I need to parameterize some PRNG, let's assume I need 32-bit numbers. But when numbers doesn't look very random it gives bad results. The creators of SplitMix had similar problem (note that from what I understand they didn't solve it right):
https://www.pcg-random.org/posts/bugs-in-splitmix.html
So I need a function which will transform let's say number 1 into something like 10011110001101110111100110111001. But number 10100111101101010110001111100101 with good algorithmic complexity (I mean Kolmogorov complexity) could stay similarly good (of course don't have to be the same).

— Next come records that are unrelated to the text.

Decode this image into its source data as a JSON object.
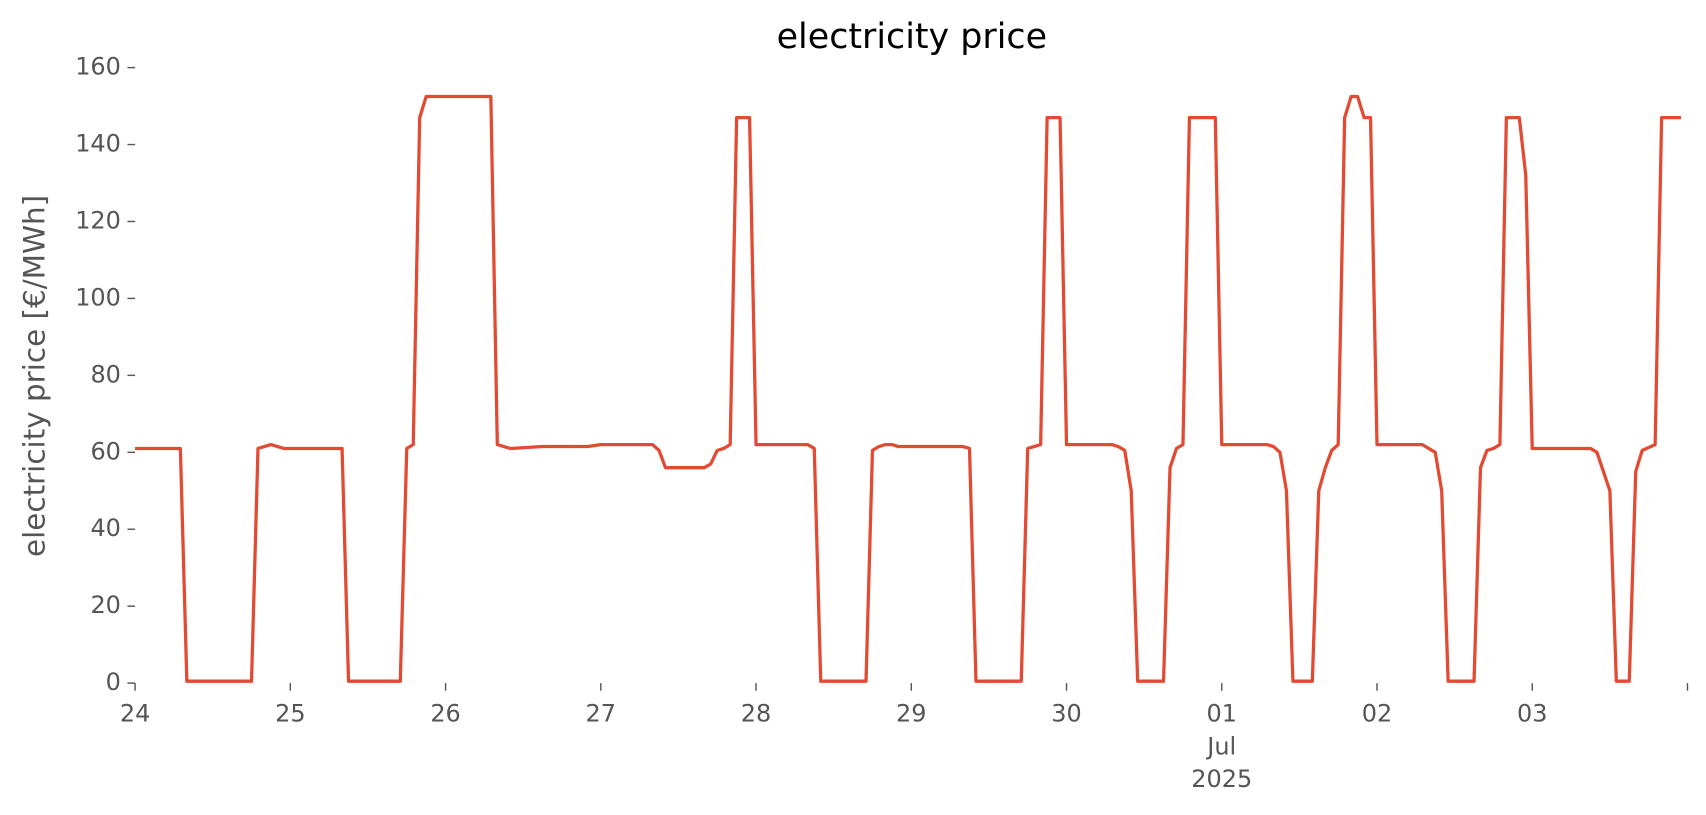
{
  "chart_data": {
    "type": "line",
    "title": "electricity price",
    "ylabel": "electricity price [€/MWh]",
    "color": "#e24a33",
    "x": [
      "2025-06-24T00:00",
      "2025-06-24T07:00",
      "2025-06-24T08:00",
      "2025-06-24T18:00",
      "2025-06-24T19:00",
      "2025-06-24T21:00",
      "2025-06-24T23:00",
      "2025-06-25T08:00",
      "2025-06-25T09:00",
      "2025-06-25T17:00",
      "2025-06-25T18:00",
      "2025-06-25T19:00",
      "2025-06-25T20:00",
      "2025-06-25T21:00",
      "2025-06-26T07:00",
      "2025-06-26T08:00",
      "2025-06-26T10:00",
      "2025-06-26T15:00",
      "2025-06-26T22:00",
      "2025-06-27T00:00",
      "2025-06-27T08:00",
      "2025-06-27T09:00",
      "2025-06-27T10:00",
      "2025-06-27T16:00",
      "2025-06-27T17:00",
      "2025-06-27T18:00",
      "2025-06-27T19:00",
      "2025-06-27T20:00",
      "2025-06-27T21:00",
      "2025-06-27T23:00",
      "2025-06-28T00:00",
      "2025-06-28T08:00",
      "2025-06-28T09:00",
      "2025-06-28T10:00",
      "2025-06-28T17:00",
      "2025-06-28T18:00",
      "2025-06-28T19:00",
      "2025-06-28T20:00",
      "2025-06-28T21:00",
      "2025-06-28T22:00",
      "2025-06-29T08:00",
      "2025-06-29T09:00",
      "2025-06-29T10:00",
      "2025-06-29T17:00",
      "2025-06-29T18:00",
      "2025-06-29T20:00",
      "2025-06-29T21:00",
      "2025-06-29T23:00",
      "2025-06-30T00:00",
      "2025-06-30T07:00",
      "2025-06-30T08:00",
      "2025-06-30T09:00",
      "2025-06-30T10:00",
      "2025-06-30T11:00",
      "2025-06-30T15:00",
      "2025-06-30T16:00",
      "2025-06-30T17:00",
      "2025-06-30T18:00",
      "2025-06-30T19:00",
      "2025-06-30T23:00",
      "2025-07-01T00:00",
      "2025-07-01T07:00",
      "2025-07-01T08:00",
      "2025-07-01T09:00",
      "2025-07-01T10:00",
      "2025-07-01T11:00",
      "2025-07-01T14:00",
      "2025-07-01T15:00",
      "2025-07-01T16:00",
      "2025-07-01T17:00",
      "2025-07-01T18:00",
      "2025-07-01T19:00",
      "2025-07-01T20:00",
      "2025-07-01T21:00",
      "2025-07-01T22:00",
      "2025-07-01T23:00",
      "2025-07-02T00:00",
      "2025-07-02T07:00",
      "2025-07-02T08:00",
      "2025-07-02T09:00",
      "2025-07-02T10:00",
      "2025-07-02T11:00",
      "2025-07-02T15:00",
      "2025-07-02T16:00",
      "2025-07-02T17:00",
      "2025-07-02T18:00",
      "2025-07-02T19:00",
      "2025-07-02T20:00",
      "2025-07-02T22:00",
      "2025-07-02T23:00",
      "2025-07-03T00:00",
      "2025-07-03T09:00",
      "2025-07-03T10:00",
      "2025-07-03T12:00",
      "2025-07-03T13:00",
      "2025-07-03T15:00",
      "2025-07-03T16:00",
      "2025-07-03T17:00",
      "2025-07-03T19:00",
      "2025-07-03T20:00",
      "2025-07-03T23:00"
    ],
    "values": [
      61,
      61,
      0.5,
      0.5,
      61,
      62,
      61,
      61,
      0.5,
      0.5,
      61,
      62,
      147,
      152.5,
      152.5,
      62,
      61,
      61.5,
      61.5,
      62,
      62,
      60.5,
      56,
      56,
      57,
      60.5,
      61,
      62,
      147,
      147,
      62,
      62,
      61,
      0.5,
      0.5,
      60.5,
      61.5,
      62,
      62,
      61.5,
      61.5,
      61,
      0.5,
      0.5,
      61,
      62,
      147,
      147,
      62,
      62,
      61.5,
      60.5,
      50,
      0.5,
      0.5,
      56,
      61,
      62,
      147,
      147,
      62,
      62,
      61.5,
      60,
      50,
      0.5,
      0.5,
      50,
      56,
      60.5,
      62,
      147,
      152.5,
      152.5,
      147,
      147,
      62,
      62,
      61,
      60,
      50,
      0.5,
      0.5,
      56,
      60.5,
      61,
      62,
      147,
      147,
      132,
      61,
      61,
      60,
      50,
      0.5,
      0.5,
      55,
      60.5,
      62,
      147,
      147
    ],
    "xlim": [
      "2025-06-24T00:00",
      "2025-07-04T00:00"
    ],
    "xticks": [
      {
        "value": "2025-06-24T00:00",
        "label": [
          "24"
        ]
      },
      {
        "value": "2025-06-25T00:00",
        "label": [
          "25"
        ]
      },
      {
        "value": "2025-06-26T00:00",
        "label": [
          "26"
        ]
      },
      {
        "value": "2025-06-27T00:00",
        "label": [
          "27"
        ]
      },
      {
        "value": "2025-06-28T00:00",
        "label": [
          "28"
        ]
      },
      {
        "value": "2025-06-29T00:00",
        "label": [
          "29"
        ]
      },
      {
        "value": "2025-06-30T00:00",
        "label": [
          "30"
        ]
      },
      {
        "value": "2025-07-01T00:00",
        "label": [
          "01",
          "Jul",
          "2025"
        ]
      },
      {
        "value": "2025-07-02T00:00",
        "label": [
          "02"
        ]
      },
      {
        "value": "2025-07-03T00:00",
        "label": [
          "03"
        ]
      },
      {
        "value": "2025-07-04T00:00",
        "label": null
      }
    ],
    "ylim": [
      0,
      160
    ],
    "yticks": [
      0,
      20,
      40,
      60,
      80,
      100,
      120,
      140,
      160
    ],
    "grid": false
  }
}
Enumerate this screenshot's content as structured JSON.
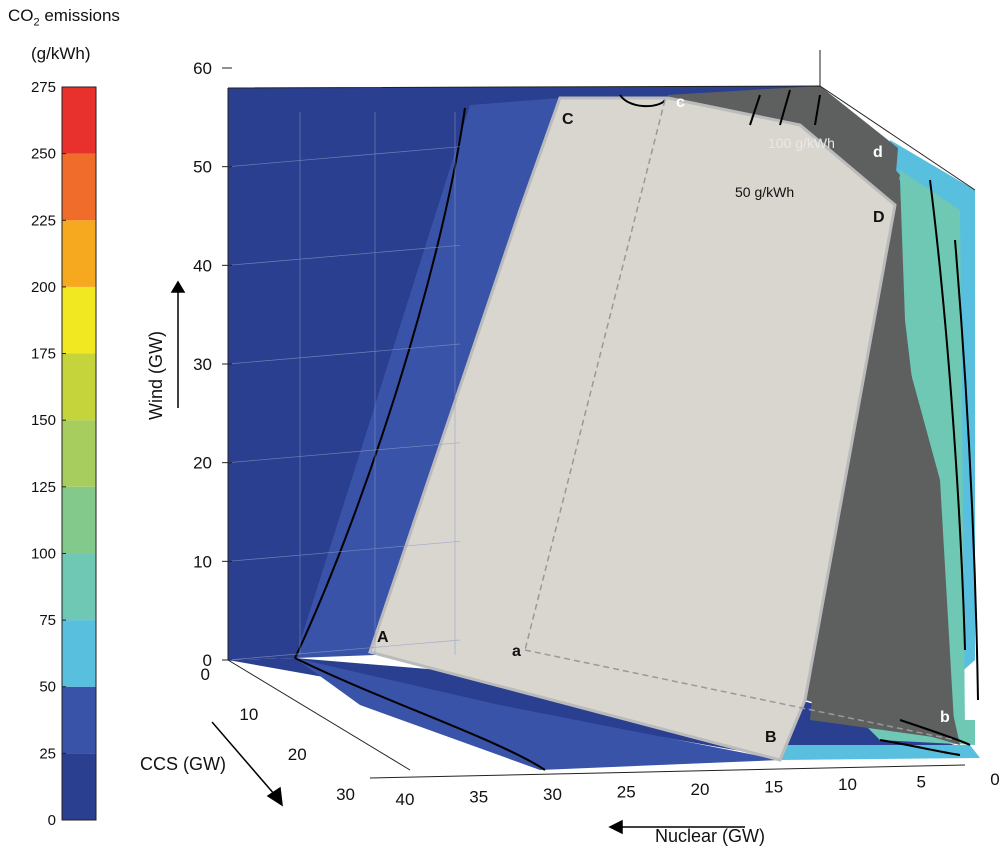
{
  "chart_data": {
    "type": "surface3d",
    "colorbar": {
      "title_main": "CO",
      "title_sub": "2",
      "title_rest": " emissions",
      "unit": "(g/kWh)",
      "ticks": [
        0,
        25,
        50,
        75,
        100,
        125,
        150,
        175,
        200,
        225,
        250,
        275
      ],
      "range": [
        0,
        275
      ],
      "band_colors": [
        "#2a3f8f",
        "#3853a8",
        "#59bfde",
        "#6fc8b4",
        "#84c98c",
        "#a6cd5e",
        "#c6d43c",
        "#f1e821",
        "#f6a81e",
        "#ef6c2b",
        "#e8312d"
      ]
    },
    "axes": {
      "wind": {
        "label": "Wind (GW)",
        "range": [
          0,
          60
        ],
        "ticks": [
          0,
          10,
          20,
          30,
          40,
          50,
          60
        ]
      },
      "ccs": {
        "label": "CCS (GW)",
        "range": [
          0,
          30
        ],
        "ticks": [
          0,
          10,
          20,
          30
        ]
      },
      "nuclear": {
        "label": "Nuclear (GW)",
        "range": [
          0,
          40
        ],
        "ticks": [
          40,
          35,
          30,
          25,
          20,
          15,
          10,
          5,
          0
        ]
      }
    },
    "contour_labels": [
      "100 g/kWh",
      "50 g/kWh"
    ],
    "points": [
      "A",
      "B",
      "C",
      "D",
      "a",
      "b",
      "c",
      "d"
    ]
  }
}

So hashing by multiplying: x = x*2654435769 mod 2^32 is not the option, because we can find modular multiplicative inverse, which would give us 1 or something bad anywany. I was trying to use bit mixer from PCG:
uint32_t RXSMXS(uint32_t rxs)
{
uint8_t r;
r = rxs >> 28;
rxs = rxs ^ (rxs >> (4 + r));
rxs = rxs*277803737;
return rxs^(rxs >> 22);
}
But it looks like it is also reversible 1 to 1 (the problem is bijection, not reversibility itself). The same murmur32:
uint32_t murmur32(uint32_t z)
{
z ^= (z >> 16);
z *= 0x85ebca6bul;
z ^= (z >> 13);
z *= 0xc2b2ae35ul;
return z ^ (z >> 16);
}
It is reversible and bijetcion, isn't it (so we can find input which give us so bad ouput as we want)?
So, is there a well known, efficient method to do it? I mean - take a number with some low (or high) Kolmogorov complexity and output a number with high Kolmogorov complexity. Of course such a function/mapping would not be bijection, because we just throw away some values. So the different keys/coefficients will sometimes produce the same results.
My idea is to define one half of the number as a constant, for example let most significant bits be: 10011110001101110000000000000000 and then just randomly choose least significant bits (then it could be every 16-bit number). And then put it in the bit mixer like murmur32 or something else. But we have still no guarantee that murmur32 would not transform for example 10011110001101110000000000000011 into 1, 2 or 3. So maybe I will not use a mixer (but such numbers may have the wrong algorithmic entropy in least significant bits).
Do you have any better but efficient ideas?